A conclusão aqui é dupla. A primeira é que medir o custo da corrupção é tema polêmico e seus resultados são inconclusivos. A segunda é que isto não tem a menor importância. A corrupção é um mal e seu combate é um objetivo meritório em si mesmo; não é preciso descobrir nenhuma funcionalidade para justifica-lo. Aqui cabe a distinção clássica de Kant entre imperativo categórico e imperativo hipotético. O combate à corrupção é um dever moral fundamental e incondicional, que prescinde de justificativa econômica. Não é um meio para se atingir um objetivo; é um objetivo em si mesmo. Acreditar na funcionalidade econômica do combate à corrupção traz ainda um potencial efeito deletério. Pode estimular a crença de que o ajuste fiscal que se procrastina seria indolor. Não será. O equacionamento do crescente déficit público exige necessariamente a escolha de perdedores. O equilíbrio das contas do governo exigirá uma engenhosa combinação entre redução de gastos públicos (logo, por definição, de receitas privadas) e aumento de impostos (de novo aqui onerando o setor privado). Não há mágica. A questão – política, por definição – é escolher quem pagará a conta.

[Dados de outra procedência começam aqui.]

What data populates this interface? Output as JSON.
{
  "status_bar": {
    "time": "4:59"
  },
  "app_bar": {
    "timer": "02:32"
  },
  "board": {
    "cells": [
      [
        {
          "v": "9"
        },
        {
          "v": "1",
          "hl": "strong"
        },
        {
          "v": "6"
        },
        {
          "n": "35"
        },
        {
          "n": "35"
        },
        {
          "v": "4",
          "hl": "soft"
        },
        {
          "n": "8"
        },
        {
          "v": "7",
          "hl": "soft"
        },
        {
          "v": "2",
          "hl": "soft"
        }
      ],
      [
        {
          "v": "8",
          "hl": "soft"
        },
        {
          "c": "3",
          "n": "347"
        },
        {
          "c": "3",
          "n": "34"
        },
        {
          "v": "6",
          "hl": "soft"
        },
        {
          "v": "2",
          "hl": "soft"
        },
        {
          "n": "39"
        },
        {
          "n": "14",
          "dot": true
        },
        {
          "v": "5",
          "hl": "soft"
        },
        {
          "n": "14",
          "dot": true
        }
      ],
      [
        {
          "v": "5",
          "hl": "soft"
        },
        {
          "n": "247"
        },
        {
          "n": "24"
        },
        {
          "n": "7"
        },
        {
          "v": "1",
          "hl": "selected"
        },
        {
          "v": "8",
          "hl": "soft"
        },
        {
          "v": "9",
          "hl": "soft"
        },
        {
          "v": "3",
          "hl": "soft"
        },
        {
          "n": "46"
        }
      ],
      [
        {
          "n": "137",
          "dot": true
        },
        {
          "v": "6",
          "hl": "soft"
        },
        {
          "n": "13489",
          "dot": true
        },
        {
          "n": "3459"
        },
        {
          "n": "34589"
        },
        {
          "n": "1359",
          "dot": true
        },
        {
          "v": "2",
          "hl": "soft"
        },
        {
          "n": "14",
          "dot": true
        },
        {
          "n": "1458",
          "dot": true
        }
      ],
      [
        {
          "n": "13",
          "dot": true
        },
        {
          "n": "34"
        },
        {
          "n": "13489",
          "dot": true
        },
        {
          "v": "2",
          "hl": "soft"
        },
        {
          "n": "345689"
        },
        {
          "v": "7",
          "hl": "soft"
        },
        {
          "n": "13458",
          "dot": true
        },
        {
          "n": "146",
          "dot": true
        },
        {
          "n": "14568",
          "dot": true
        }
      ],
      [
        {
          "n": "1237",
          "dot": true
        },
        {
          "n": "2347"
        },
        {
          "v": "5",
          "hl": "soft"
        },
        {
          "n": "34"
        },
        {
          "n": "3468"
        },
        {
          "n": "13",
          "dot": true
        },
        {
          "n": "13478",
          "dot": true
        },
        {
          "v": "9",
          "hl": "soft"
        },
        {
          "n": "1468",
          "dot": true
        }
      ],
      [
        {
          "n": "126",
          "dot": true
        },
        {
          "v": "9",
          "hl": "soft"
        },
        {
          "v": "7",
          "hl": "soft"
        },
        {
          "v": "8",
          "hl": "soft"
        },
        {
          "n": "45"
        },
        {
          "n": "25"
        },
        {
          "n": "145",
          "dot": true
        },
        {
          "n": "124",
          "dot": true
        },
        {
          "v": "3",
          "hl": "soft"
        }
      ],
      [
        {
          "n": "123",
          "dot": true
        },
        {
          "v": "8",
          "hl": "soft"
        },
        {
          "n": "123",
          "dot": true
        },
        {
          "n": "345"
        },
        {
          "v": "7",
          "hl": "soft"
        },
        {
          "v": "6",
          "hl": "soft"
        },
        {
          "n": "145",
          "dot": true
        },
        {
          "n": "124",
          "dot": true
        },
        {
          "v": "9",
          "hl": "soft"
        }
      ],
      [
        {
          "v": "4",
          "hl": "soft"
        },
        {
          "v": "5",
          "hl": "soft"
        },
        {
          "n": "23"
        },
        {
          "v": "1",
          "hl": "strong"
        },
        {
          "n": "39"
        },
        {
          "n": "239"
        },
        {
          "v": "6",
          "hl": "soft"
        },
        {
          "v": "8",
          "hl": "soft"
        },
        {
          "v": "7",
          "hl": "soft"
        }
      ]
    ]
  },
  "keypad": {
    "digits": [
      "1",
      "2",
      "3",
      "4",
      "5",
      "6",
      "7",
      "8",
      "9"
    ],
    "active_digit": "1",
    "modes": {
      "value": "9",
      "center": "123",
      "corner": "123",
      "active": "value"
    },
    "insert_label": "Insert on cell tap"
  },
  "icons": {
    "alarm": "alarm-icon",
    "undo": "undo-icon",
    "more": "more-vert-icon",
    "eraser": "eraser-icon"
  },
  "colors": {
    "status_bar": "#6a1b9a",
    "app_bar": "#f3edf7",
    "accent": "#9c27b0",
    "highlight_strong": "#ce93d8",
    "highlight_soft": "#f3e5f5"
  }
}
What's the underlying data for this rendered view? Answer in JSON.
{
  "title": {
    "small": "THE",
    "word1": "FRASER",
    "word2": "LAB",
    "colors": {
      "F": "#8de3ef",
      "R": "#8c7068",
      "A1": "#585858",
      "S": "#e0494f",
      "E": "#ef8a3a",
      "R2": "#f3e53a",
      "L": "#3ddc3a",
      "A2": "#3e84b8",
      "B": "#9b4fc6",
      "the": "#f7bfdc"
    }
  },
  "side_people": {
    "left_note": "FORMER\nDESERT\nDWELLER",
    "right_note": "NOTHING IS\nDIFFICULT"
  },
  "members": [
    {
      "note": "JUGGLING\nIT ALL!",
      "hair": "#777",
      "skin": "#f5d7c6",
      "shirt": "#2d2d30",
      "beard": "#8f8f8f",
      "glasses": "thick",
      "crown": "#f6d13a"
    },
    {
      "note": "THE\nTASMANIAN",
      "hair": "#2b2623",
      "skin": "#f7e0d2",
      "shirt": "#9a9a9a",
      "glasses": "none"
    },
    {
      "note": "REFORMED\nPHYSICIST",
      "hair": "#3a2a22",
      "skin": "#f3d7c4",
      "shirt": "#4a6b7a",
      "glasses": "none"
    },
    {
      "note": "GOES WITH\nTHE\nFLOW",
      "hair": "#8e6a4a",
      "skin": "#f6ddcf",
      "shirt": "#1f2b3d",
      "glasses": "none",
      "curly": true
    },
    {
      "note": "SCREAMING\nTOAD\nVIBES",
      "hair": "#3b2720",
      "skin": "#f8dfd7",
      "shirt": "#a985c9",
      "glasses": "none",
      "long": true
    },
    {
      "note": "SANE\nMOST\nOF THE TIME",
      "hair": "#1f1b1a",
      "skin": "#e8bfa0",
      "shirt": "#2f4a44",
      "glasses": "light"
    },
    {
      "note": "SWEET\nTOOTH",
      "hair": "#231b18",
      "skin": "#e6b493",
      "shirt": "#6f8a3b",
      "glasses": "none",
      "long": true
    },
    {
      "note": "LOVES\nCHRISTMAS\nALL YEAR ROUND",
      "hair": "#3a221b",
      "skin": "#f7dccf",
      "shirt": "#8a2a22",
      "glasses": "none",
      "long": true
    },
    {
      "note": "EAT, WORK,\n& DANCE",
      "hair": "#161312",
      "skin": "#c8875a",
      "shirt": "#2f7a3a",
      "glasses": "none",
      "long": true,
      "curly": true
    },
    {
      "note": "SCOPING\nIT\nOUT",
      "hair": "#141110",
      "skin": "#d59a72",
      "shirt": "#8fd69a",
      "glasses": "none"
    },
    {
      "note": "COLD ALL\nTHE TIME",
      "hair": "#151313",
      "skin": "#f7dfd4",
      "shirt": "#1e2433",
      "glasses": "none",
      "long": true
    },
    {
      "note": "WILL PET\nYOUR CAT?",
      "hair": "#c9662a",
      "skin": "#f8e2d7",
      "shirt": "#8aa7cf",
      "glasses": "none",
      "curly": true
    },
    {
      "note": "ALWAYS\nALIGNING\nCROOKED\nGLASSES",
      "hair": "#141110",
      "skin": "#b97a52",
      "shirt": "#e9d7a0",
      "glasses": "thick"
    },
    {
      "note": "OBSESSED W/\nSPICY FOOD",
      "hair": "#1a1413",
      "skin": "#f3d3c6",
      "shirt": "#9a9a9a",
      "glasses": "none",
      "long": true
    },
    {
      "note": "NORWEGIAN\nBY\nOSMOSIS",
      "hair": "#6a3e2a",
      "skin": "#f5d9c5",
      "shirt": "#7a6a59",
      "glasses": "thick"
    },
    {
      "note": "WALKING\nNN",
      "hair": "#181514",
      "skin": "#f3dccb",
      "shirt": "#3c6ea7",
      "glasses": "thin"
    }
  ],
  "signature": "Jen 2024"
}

Grupos beneficiados se articulam para vender a ideia que o problema fiscal pode até ser importante, mas “não é comigo”. Melhor apontar outros candidatos a pagarem a conta do ajuste ou sonhar com a solução idílica de que basta combater a corrupção, os privilégios e o desperdício. Convém não misturar as coisas. Combater a corrupção é urgente, necessário e essencial. Mas o ajuste das contas públicas só virá quando formos capazes de engendrar um novo pacto fiscal, o que, na ausência de uma liderança política incontroversa, parece ainda distante.